We can also refer to physical traits as homologs – for example, chimp feet and human feet are homologous because they presumably arose from the same structure, which was likely also a foot. However, the problem with this is that there's nothing useful to quantify – we can talk about how the shape of the foot is different for chimps and humans, how our foot bones are longer, but we can't say how many changes had to occur for our feet to change shape.

This is where DNA analysis steps in. All we need to do is pick a stretch of DNA that's (a) common to all the species we're studying, (b) can mutate without killing the organism, and (c) is long enough to be useful but not so long as to be unwieldy, both in terms of its extraction and computational analyses. Once we find that region, though, we can compare sequences of different species and build ourselves a table as we did before, except this time, instead of physical differences, we use differences in sequences. This process allows us to build a huge table of differences, sometimes in the hundreds or thousands, that is much more objective and accurate than our previous method.

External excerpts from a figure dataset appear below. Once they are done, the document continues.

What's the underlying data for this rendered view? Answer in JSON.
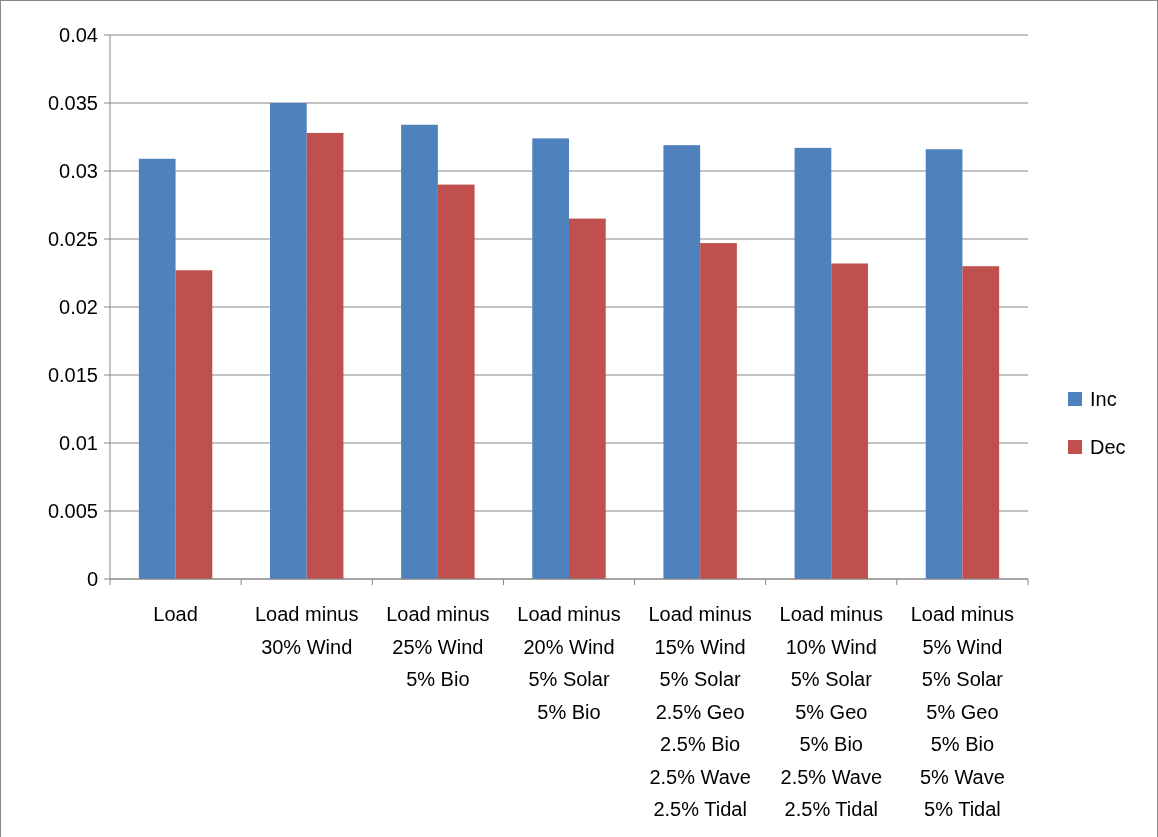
{
  "chart_data": {
    "type": "bar",
    "categories": [
      "Load",
      "Load minus\n30% Wind",
      "Load minus\n25% Wind\n5% Bio",
      "Load minus\n20% Wind\n5% Solar\n5% Bio",
      "Load minus\n15% Wind\n5% Solar\n2.5% Geo\n2.5% Bio\n2.5% Wave\n2.5% Tidal",
      "Load minus\n10% Wind\n5% Solar\n5% Geo\n5% Bio\n2.5% Wave\n2.5% Tidal",
      "Load minus\n5% Wind\n5% Solar\n5% Geo\n5% Bio\n5% Wave\n5% Tidal"
    ],
    "series": [
      {
        "name": "Inc",
        "color": "#4f81bd",
        "values": [
          0.0309,
          0.035,
          0.0334,
          0.0324,
          0.0319,
          0.0317,
          0.0316
        ]
      },
      {
        "name": "Dec",
        "color": "#c0504d",
        "values": [
          0.0227,
          0.0328,
          0.029,
          0.0265,
          0.0247,
          0.0232,
          0.023
        ]
      }
    ],
    "ylim": [
      0,
      0.04
    ],
    "yticks": [
      0,
      0.005,
      0.01,
      0.015,
      0.02,
      0.025,
      0.03,
      0.035,
      0.04
    ],
    "grid": "y",
    "legend": "right"
  }
}
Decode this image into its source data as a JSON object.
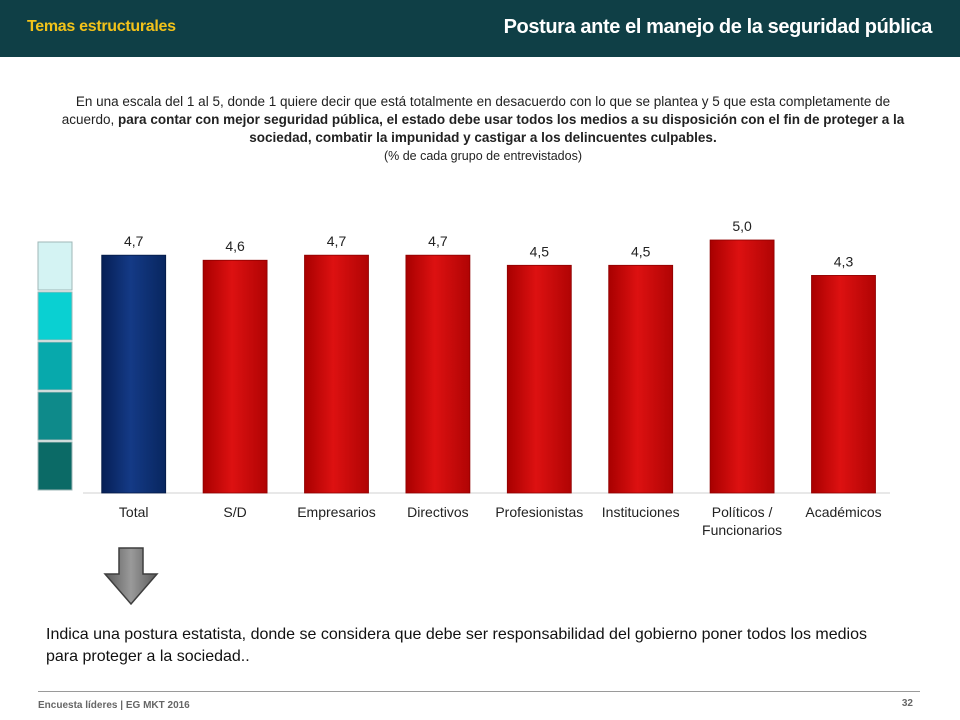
{
  "header": {
    "section": "Temas estructurales",
    "title": "Postura ante el manejo de la seguridad pública"
  },
  "question": {
    "part1": "En una escala del 1 al 5, donde 1 quiere decir que está totalmente en desacuerdo con lo que se plantea y 5 que esta completamente de acuerdo, ",
    "part2_bold": "para contar con mejor seguridad pública, el estado debe usar todos los medios a su disposición con el fin de proteger a la sociedad, combatir la impunidad y castigar a los delincuentes culpables.",
    "note": "(% de cada grupo de entrevistados)"
  },
  "chart_data": {
    "type": "bar",
    "categories": [
      "Total",
      "S/D",
      "Empresarios",
      "Directivos",
      "Profesionistas",
      "Instituciones",
      "Políticos / Funcionarios",
      "Académicos"
    ],
    "values": [
      4.7,
      4.6,
      4.7,
      4.7,
      4.5,
      4.5,
      5.0,
      4.3
    ],
    "value_labels": [
      "4,7",
      "4,6",
      "4,7",
      "4,7",
      "4,5",
      "4,5",
      "5,0",
      "4,3"
    ],
    "ylim": [
      0,
      5
    ],
    "grid": false,
    "colors": {
      "total": "#0b2f73",
      "groups": "#cc0a0a"
    }
  },
  "scale_legend_colors": [
    "#d4f3f3",
    "#0ad0d2",
    "#07a9ac",
    "#0e8a8a",
    "#0b6a66"
  ],
  "conclusion": "Indica una postura estatista, donde se considera que debe ser responsabilidad del gobierno poner todos los medios para proteger a la sociedad..",
  "footer": {
    "source": "Encuesta líderes | EG MKT 2016",
    "page": "32"
  }
}
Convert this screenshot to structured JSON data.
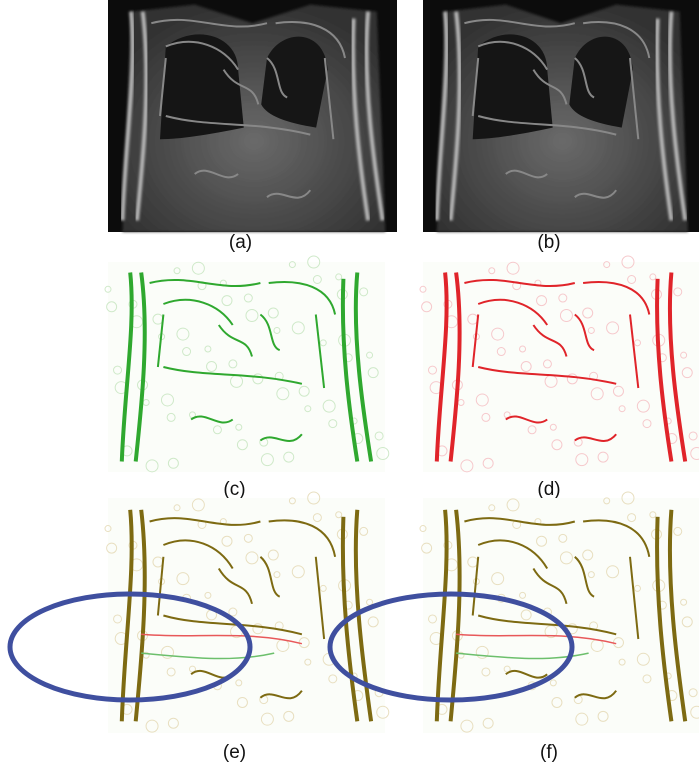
{
  "panels": [
    {
      "label": "(a)"
    },
    {
      "label": "(b)"
    },
    {
      "label": "(c)"
    },
    {
      "label": "(d)"
    },
    {
      "label": "(e)"
    },
    {
      "label": "(f)"
    }
  ]
}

To take this idea one step further, we can use genes that code for functional products to determine when a particular strategy arose. Let's go back to the white rot fungi – when did the first of these fungi arise out of the mists of history and begin chowing on wood? What the authors in the article I summarized did was look at the class of enzymes responsible for white rot fungi's ability to break down wood. By analyzing a ton of fungi presumably related to the white rot evolutionary lineage and found the one that had was the least different – in terms of number of mutations – from the white rot fungi, but lacked the white rot enzymes. From there, they were able to use fossil evidence to determine when other major events in that lineage happened – they knew, for example, when about the Ascomycetes and the Basidiomycetes parted ways – to create a scale showing how many mutations they should see over a given time period. From there, all it took was applying that scale to estimate when that very first peroxidase evolved.

Piece of cake, right? Well, not really. When it comes to phylogenetics, the Data Monster gets positively ravenous. This approach requires a least several sequences from each species being analyzed (and the Floudas group, who authored the study, repeated this process for 31 species of fungi). Furthermore, if you don't know ahead of time where your target enzyme is, you'll need the whole genome of the organism so you can look for it. Modern advances in technology have made it so this only takes a couple of months, instead of years. Then you need to make comparisons, which for large studies still requires the use of a supercomputer. So, while the researchers can thank some clever reasoning for making this project possible, it still took a lot of concerted effort to travel back to those ancient swampy forests where an obscure but crucial piece of history was made.